Las Vegas Sun

July 7, 2024

Columnist Steve Guiremand: Thomas puts on the brakes to negotiate learning curve

Steve Guiremand covers college football for the Sun. His Around Campus column appears on Friday during football season. Reach him at 259-2324 or [email protected].

My, how soon they forget.

A year ago Jason Thomas could do no wrong for UNLV. Despite playing the final half of the season on a foot that was later determined to be broken, and required eight weeks in a cast to repair, Thomas led the Rebels to four straight season-ending victories that culminated with an MVP performance in a stunning 31-14 Las Vegas Bowl rout of Arkansas.

Anyone who watched Thomas painfully limp through practices knew at the time that the foot was more severely injured than the company line of "sprained foot" that went on the injury list, just as Anton Palepoi's "sprained knee" this year was worse than people around the program were letting on.

But Thomas sucked it up, played through a lot of pain and led the Rebels to something almost unthinkable two years earlier -- a bowl game victory over a storied SEC program.

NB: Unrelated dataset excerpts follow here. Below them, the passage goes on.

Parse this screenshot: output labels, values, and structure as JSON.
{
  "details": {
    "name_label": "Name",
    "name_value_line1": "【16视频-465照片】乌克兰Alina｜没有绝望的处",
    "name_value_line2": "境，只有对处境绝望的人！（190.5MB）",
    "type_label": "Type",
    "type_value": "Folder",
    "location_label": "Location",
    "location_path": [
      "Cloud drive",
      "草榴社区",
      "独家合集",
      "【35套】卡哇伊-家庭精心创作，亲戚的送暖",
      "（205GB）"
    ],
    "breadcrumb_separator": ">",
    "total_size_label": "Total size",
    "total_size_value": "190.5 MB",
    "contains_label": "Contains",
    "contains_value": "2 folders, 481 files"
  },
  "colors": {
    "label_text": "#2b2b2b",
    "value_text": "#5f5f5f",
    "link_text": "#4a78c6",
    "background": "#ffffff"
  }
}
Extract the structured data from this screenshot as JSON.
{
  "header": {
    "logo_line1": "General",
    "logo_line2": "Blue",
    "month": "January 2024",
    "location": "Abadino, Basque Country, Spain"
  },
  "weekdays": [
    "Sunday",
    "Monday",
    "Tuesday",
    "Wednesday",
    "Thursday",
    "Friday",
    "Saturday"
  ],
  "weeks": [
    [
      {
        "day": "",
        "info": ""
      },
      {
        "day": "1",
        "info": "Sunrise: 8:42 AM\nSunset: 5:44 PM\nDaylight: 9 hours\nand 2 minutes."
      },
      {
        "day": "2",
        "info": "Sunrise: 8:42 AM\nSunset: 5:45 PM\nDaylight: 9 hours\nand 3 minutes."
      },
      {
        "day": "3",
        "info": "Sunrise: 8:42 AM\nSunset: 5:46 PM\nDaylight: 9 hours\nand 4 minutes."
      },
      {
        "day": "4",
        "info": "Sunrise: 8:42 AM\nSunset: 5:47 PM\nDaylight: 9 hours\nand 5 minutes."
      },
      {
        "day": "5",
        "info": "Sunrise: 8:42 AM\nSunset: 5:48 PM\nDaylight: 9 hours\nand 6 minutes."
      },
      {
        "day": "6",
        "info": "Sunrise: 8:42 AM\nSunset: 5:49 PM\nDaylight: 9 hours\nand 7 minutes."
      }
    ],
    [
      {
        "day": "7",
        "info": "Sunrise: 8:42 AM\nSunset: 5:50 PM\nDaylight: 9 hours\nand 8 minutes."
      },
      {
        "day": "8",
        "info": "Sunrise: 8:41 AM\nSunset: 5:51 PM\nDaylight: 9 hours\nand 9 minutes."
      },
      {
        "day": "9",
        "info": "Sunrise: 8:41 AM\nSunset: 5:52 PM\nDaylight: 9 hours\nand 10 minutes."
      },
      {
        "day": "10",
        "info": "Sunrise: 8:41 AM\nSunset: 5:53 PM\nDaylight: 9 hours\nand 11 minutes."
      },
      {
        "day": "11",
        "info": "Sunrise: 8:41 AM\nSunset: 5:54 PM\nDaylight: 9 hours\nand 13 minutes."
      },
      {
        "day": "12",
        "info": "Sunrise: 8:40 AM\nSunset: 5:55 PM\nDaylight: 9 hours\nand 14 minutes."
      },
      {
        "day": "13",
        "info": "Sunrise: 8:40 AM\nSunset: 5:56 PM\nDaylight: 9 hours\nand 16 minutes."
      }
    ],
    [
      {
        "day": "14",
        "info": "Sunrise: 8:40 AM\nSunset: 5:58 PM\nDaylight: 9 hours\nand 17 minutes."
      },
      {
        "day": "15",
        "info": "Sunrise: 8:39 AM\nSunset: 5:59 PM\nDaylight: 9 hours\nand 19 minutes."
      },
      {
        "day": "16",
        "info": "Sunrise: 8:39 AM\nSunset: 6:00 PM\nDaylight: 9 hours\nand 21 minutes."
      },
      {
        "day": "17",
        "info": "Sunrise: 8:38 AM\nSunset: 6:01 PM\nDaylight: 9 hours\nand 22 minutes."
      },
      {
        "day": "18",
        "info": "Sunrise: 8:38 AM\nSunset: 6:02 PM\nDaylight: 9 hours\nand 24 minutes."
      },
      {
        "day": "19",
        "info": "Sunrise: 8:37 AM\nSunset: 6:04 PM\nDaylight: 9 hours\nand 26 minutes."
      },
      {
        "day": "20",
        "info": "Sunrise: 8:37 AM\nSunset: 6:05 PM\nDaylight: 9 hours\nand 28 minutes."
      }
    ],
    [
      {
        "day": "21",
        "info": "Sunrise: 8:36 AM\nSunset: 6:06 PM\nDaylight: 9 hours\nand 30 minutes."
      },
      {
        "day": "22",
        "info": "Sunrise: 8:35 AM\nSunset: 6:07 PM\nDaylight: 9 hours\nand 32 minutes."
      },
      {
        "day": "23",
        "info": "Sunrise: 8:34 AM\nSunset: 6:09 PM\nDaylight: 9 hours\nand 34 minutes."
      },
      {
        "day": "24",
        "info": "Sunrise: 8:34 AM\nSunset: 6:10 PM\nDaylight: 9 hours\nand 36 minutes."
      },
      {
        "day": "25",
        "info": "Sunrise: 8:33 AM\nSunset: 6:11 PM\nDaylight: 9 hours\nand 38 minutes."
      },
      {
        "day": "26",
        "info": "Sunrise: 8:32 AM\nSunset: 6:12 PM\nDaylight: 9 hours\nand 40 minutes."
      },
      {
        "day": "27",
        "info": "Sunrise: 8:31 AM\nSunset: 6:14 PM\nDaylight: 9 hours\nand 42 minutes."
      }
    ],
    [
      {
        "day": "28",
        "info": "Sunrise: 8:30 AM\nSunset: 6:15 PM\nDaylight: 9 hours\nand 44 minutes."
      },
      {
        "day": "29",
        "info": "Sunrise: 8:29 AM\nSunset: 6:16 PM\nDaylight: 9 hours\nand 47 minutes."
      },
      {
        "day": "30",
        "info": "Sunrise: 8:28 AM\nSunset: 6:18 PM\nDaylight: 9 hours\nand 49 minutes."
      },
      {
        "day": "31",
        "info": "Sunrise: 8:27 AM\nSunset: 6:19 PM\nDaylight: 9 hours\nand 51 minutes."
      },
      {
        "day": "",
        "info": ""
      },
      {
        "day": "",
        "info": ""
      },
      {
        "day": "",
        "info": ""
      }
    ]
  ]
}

Even more unthinkable, Las Vegas became more excited about football season than basketball season for a change.

A number of blue chip recruits that wouldn't have given UNLV a second look two years ago saw the former Southern California prep legend excelling in a glamorous city like Las Vegas and decided to join John Robinson's squad.

Thomas was one of the school's biggest ambassadors with recruits, many of whom will be starring for the Rebels long after he has graduated.

Robinson, no dummy when it comes to promoting, took this as an opportunity to really sell his up-and-coming program. So he agreed to an "awards campaign" for Thomas, who felt a little uncomfortable in the spotlight.

Billboards, highlight CDs, posters and the like were put out. If Thomas somehow could get invited to New York in December for the Heisman Trophy ceremonies, that would really establish credibility with major recruits on the West Coast and give Robinson a chance to make UNLV into a Kansas State-like success story in the next few years.

But lost in all the preseason hoopla, the Mel Kiper Jr.'s of the world rating Thomas the No. 1 NFL quarterback draft prospect in the nation and the countless national media stories pumping up Thomas and the UNLV program, was the fact Thomas still had a lot of major obstacles to overcome heading into only his second real season of major college football.

Among them:

Robinson has indicated that he will likely name a full-time quarterback coach at the end of the season, which can only help in Thomas' progress for 2002. And Thomas' father, Charles, plans to open his own pocketbook after the season to send his son to a quarterback coach who can straighten out his fundamentals even before spring drills start.

"I think people expected too much, too fast," said San Diego State head coach Ted Tollner, who helped groomed the likes of Steve Young, Jim McMahon, Jim Kelly and Rodney Peete. "He's a very talented player, but I'm not surprised that he's going through a quarterback learning curve. A year ago all those close games went their way and I think they may have gotten a little ahead of themselves about where they were. ... They got in a bowl so fast and people lost track that he had really played just one year of college football.

"(Thomas) will have to respond. John will know how to handle that. He's been in that situation before and doesn't need my advice."

Tollner was asked his reaction to fans booing Thomas at the end of UNLV's 42-14 loss to Utah last Saturday, and that some media in town are campaigning to give backup Kurt Nantkes the starting job for the rest of the season.

"Well, you don't need my opinion on that," Tollner said with a loud chuckle.

Actually, what happened to Thomas and his UNLV teammates last Saturday is not funny, it's sad. Booing overpaid, pompous professional players is one thing. Booing college kids who have busted their butts to try to turn around UNLV's once-laughable football fortunes is another.

They should be ashamed. Hopefully the door hit them in the fanny when they were jumping off the bandwagon.

But it should come as no surprise to Robinson followers that he is sticking behind Thomas.

The man knows talent when he sees it. And he'll take the heat while Thomas works things out and becomes the player he's projected to be.

The current controversy reminds me of Robinson's 1980 season at USC. A lot of knuckleheads at Trojan games early that season -- I think this reporter might have been one of them -- thought Robinson had lost it by staying with a converted fullback with average speed who had early problems as Charles White's replacement at tailback.

That converted fullback -- Marcus Allen -- went on to have a pretty fair career.